Grant Easterbrook, a fintech consultant and former founder of Go Forward, writes on Techcrunch about four areas of FinTech that didn’t live up to the hype and, in his words, failed. I was intrigued by this, as I don’t think any part of FinTech has failed. Equally, even if it has, failure is good. You learn from mistakes. So, I’m going to pick his thoughts apart a little and give my own take.

In doing so, I’ll share Grant’s musing first and then give my response. Let’s start with:

“Lost in all of the celebration of success and the billions of dollars in venture capital funding are the ideas that did not succeed.

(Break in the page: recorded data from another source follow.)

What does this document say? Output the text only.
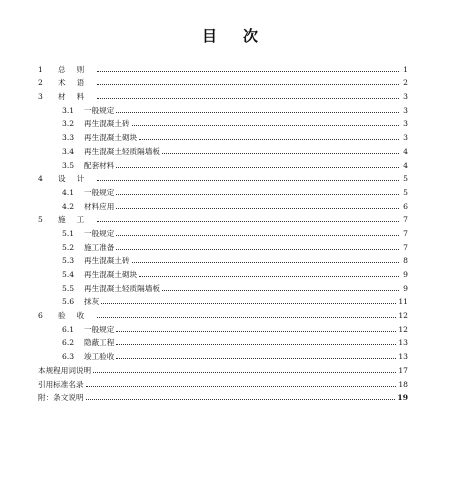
目次
1	总则	1
2	术语	2
3	材料	3
3.1	一般规定	3
3.2	再生混凝土砖	3
3.3	再生混凝土砌块	3
3.4	再生混凝土轻质隔墙板	4
3.5	配套材料	4
4	设计	5
4.1	一般规定	5
4.2	材料应用	6
5	施工	7
5.1	一般规定	7
5.2	施工准备	7
5.3	再生混凝土砖	8
5.4	再生混凝土砌块	9
5.5	再生混凝土轻质隔墙板	9
5.6	抹灰	11
6	验收	12
6.1	一般规定	12
6.2	隐蔽工程	13
6.3	竣工验收	13
本规程用词说明	17
引用标准名录	18
附：条文说明	19
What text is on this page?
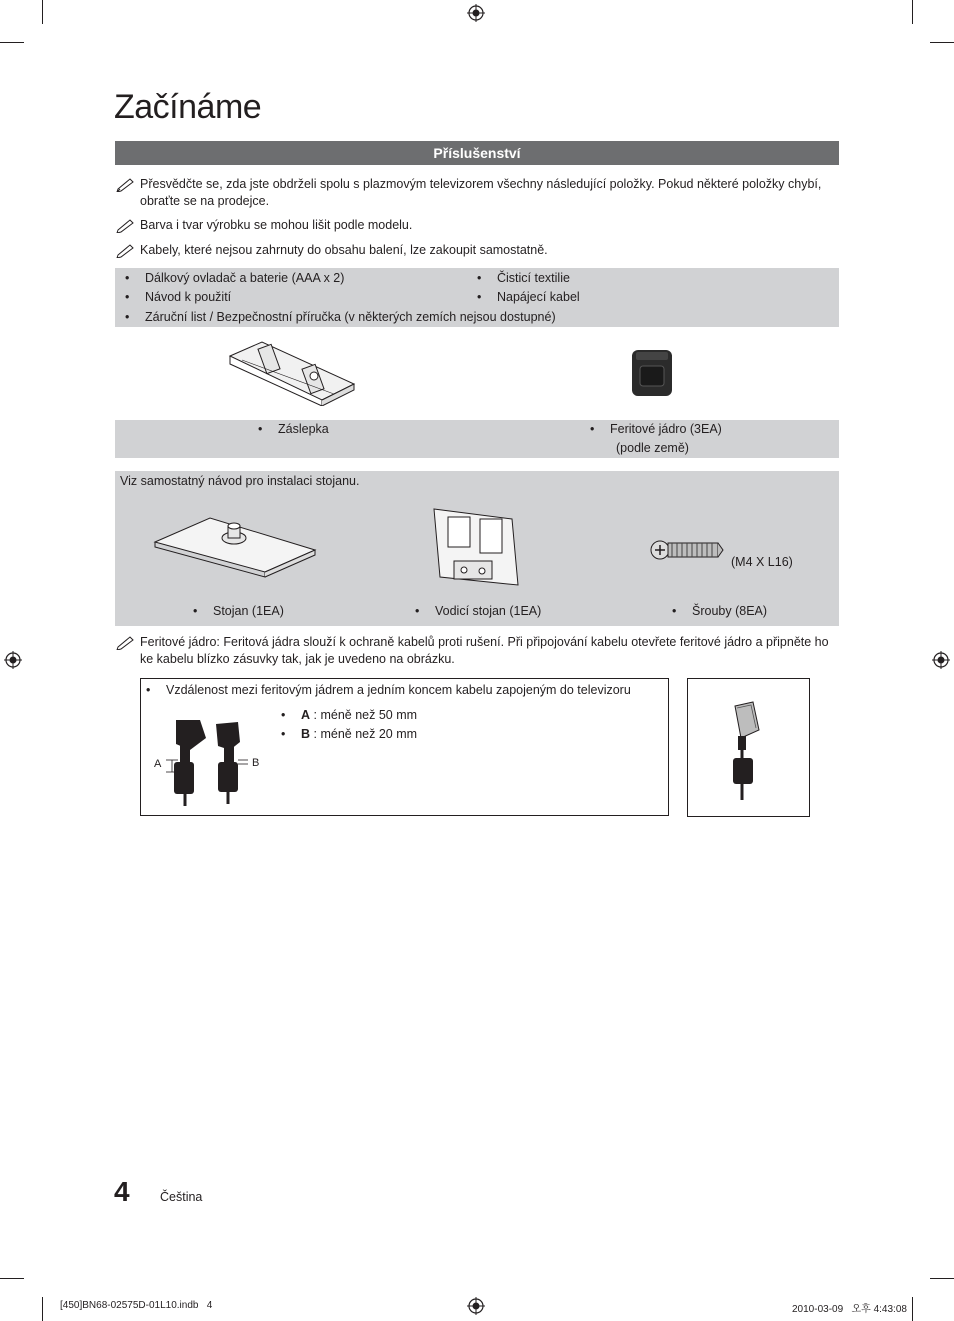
Začínáme
Příslušenství
Přesvědčte se, zda jste obdrželi spolu s plazmovým televizorem všechny následující položky. Pokud některé položky chybí, obraťte se na prodejce.
Barva i tvar výrobku se mohou lišit podle modelu.
Kabely, které nejsou zahrnuty do obsahu balení, lze zakoupit samostatně.
• Dálkový ovladač a baterie (AAA x 2)
• Návod k použití
• Čisticí textilie
• Napájecí kabel
• Záruční list / Bezpečnostní příručka (v některých zemích nejsou dostupné)
• Záslepka	• Feritové jádro (3EA)
(podle země)
Viz samostatný návod pro instalaci stojanu.
(M4 X L16)
• Stojan (1EA)	• Vodicí stojan (1EA)	• Šrouby (8EA)
Feritové jádro: Feritová jádra slouží k ochraně kabelů proti rušení. Při připojování kabelu otevřete feritové jádro a připněte ho ke kabelu blízko zásuvky tak, jak je uvedeno na obrázku.
• Vzdálenost mezi feritovým jádrem a jedním koncem kabelu zapojeným do televizoru
A	B
• A : méně než 50 mm
• B : méně než 20 mm
4 Čeština
[450]BN68-02575D-01L10.indb   4	2010-03-09   오후 4:43:08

Over the last decade, many once-promising innovations failed and did not live up to expectations. It is important to not just celebrate success but also to learn the lessons from failure.”

I’m glad that Grant added the last line, as this is key. But it’s interesting when you have a market that has grown in the last decade from a few to around 30,000 start-ups around the world in the FinTech space, garnering almost half a trillion dollars of investment, that he is claiming many have failed. Of course, not all succeed and many are misguided, but the markets have changed and the failures are learned.

“This article is not focused on highlighting the demise of individual high-profile fintech startups that never justified their lofty valuations. Nor are we reviewing the various failed initiatives undertaken by large corporations, such as BloombergBlack or UBS’ SmarthWealth. Rather, this piece will focus on fintech ideas that received some degree of initial hype and momentum, but ultimately did not live up to their promise.”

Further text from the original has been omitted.